The study shows for the first time the combined effect of climate change and human impact on salt intrusion at the scale of a mega delta such as the Mekong Delta.

“As encroaching salt intrusion strains freshwater supply, land use change and migration can become inevitable. Massive socio-economic implications of land use transformation at such scales, may disproportionately affect the vulnerable communities in and beyond the delta,” explained main author Sepehr Eslami.

This means that the window of opportunity for limiting further salt intrusion is much shorter than previously considered. The Mekong Delta alone, the third largest delta in the world, is home to 18 million people. Vietnam is the world’s second-largest rice exporter, and the majority of that rice is produced in the Mekong Delta.

Mekong Delta
Dong Thap Province, Mekong Delta, Vietnam. Photo: Sepehr Eslami.

Integration of climatic and anthropogenic environmental stressors in numerical models

Using a combination of process-based numerical models that integrate both climatic and anthropogenic environmental stressors, the salt intrusion forecasts of the Mekong mega delta were produced. The projections provide crucial information for the development of adaptation policies in the Mekong Delta. The method is a source of inspiration for future systematic studies of environmental changes in other deltas.

Worldwide implications

The findings have significant implications for the Mekong and other deltas worldwide, specifically the large tropical and subtropical Asian deltas, such as Ganges Brahmaputra, Ayeyarwady, Pearl and the Chao Phraya.
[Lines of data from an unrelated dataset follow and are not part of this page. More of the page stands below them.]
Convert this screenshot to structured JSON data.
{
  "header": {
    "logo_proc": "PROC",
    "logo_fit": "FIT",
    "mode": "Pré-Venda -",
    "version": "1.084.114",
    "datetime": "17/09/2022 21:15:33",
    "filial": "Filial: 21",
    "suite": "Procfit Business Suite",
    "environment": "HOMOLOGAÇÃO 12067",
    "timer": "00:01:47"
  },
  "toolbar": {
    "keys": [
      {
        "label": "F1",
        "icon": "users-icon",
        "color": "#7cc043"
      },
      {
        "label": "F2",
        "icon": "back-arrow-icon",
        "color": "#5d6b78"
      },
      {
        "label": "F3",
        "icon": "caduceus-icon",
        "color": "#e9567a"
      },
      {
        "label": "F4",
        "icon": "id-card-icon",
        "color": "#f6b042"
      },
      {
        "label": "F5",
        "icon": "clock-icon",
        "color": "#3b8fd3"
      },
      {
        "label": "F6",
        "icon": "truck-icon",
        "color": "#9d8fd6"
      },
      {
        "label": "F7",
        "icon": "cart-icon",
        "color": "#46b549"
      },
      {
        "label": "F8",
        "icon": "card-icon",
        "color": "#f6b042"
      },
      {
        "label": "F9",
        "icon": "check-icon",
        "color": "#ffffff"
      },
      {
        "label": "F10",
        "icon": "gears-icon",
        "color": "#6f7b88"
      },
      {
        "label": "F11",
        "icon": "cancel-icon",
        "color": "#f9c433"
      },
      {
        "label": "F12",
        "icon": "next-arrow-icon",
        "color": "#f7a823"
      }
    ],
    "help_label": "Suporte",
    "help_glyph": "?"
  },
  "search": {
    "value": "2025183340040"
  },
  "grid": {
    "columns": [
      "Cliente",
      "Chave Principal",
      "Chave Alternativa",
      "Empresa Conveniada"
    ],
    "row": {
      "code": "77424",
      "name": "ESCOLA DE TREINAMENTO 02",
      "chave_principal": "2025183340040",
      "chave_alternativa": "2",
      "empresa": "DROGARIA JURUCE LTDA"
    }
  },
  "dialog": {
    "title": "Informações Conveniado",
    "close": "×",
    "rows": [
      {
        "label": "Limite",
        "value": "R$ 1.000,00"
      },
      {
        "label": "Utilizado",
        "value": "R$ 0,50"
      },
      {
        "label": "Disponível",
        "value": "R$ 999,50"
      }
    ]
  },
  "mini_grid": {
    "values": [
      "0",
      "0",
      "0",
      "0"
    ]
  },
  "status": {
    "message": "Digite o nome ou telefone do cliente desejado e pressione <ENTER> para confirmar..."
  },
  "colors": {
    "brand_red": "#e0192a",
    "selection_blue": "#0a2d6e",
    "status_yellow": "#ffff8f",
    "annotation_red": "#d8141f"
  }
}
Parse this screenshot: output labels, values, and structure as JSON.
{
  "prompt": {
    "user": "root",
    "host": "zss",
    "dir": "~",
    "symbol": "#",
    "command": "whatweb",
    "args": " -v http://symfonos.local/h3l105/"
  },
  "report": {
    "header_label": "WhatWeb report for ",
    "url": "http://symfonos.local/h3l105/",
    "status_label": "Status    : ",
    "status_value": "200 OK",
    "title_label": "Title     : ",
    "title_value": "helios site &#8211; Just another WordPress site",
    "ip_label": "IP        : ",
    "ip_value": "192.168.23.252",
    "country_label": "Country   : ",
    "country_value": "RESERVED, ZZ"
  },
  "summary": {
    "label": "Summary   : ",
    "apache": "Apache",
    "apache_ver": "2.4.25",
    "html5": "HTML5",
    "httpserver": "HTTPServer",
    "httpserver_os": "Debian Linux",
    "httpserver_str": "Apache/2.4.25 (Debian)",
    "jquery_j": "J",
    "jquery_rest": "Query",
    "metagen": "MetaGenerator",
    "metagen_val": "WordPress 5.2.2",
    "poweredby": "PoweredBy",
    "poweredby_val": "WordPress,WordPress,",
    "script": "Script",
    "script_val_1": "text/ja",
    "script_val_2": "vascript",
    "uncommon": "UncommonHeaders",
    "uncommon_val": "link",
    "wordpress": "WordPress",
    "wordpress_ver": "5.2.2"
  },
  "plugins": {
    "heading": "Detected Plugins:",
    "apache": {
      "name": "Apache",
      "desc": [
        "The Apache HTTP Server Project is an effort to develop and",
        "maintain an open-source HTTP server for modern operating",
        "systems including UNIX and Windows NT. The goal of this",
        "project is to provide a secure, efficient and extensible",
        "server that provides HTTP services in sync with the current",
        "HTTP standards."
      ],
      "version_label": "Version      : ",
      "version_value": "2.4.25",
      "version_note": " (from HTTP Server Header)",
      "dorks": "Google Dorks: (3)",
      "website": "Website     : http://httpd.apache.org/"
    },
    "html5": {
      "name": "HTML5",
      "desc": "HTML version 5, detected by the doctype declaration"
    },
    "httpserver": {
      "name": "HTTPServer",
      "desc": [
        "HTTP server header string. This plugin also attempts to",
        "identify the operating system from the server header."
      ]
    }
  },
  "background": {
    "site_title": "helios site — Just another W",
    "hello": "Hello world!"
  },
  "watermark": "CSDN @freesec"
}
Eslami: “While climate change threatens the world’s largest deltas, human-made processes, largely reflected in sediment starvation and hydrological regime shifts, seem to outpace climate change in the first half of the 21st century.”

Sediment starvation in Mekong Delta

Upstream dams trap sediment that leads to bed, bank, and coastal erosion, and alter the hydrology cycle, disrupting the crucial retention functionality of the Lake Tonle Sap, in Cambodia. The significantly deeper channels make the delta itself much more vulnerable to changes such as drought, i.e., salinity can intrude much further inland, and sustain for longer periods.

Sand mining within and beyond the Mekong Delta (in Cambodia and Laos) further deepens the rivers. The large-scale extraction of groundwater causes subsidence in the low-lying delta. All inviting salt further inland. The researchers conceded that a reduction in groundwater extraction and sand mining could save up to 600 thousand hectares (three times the size of Mauritius) of land from saline water.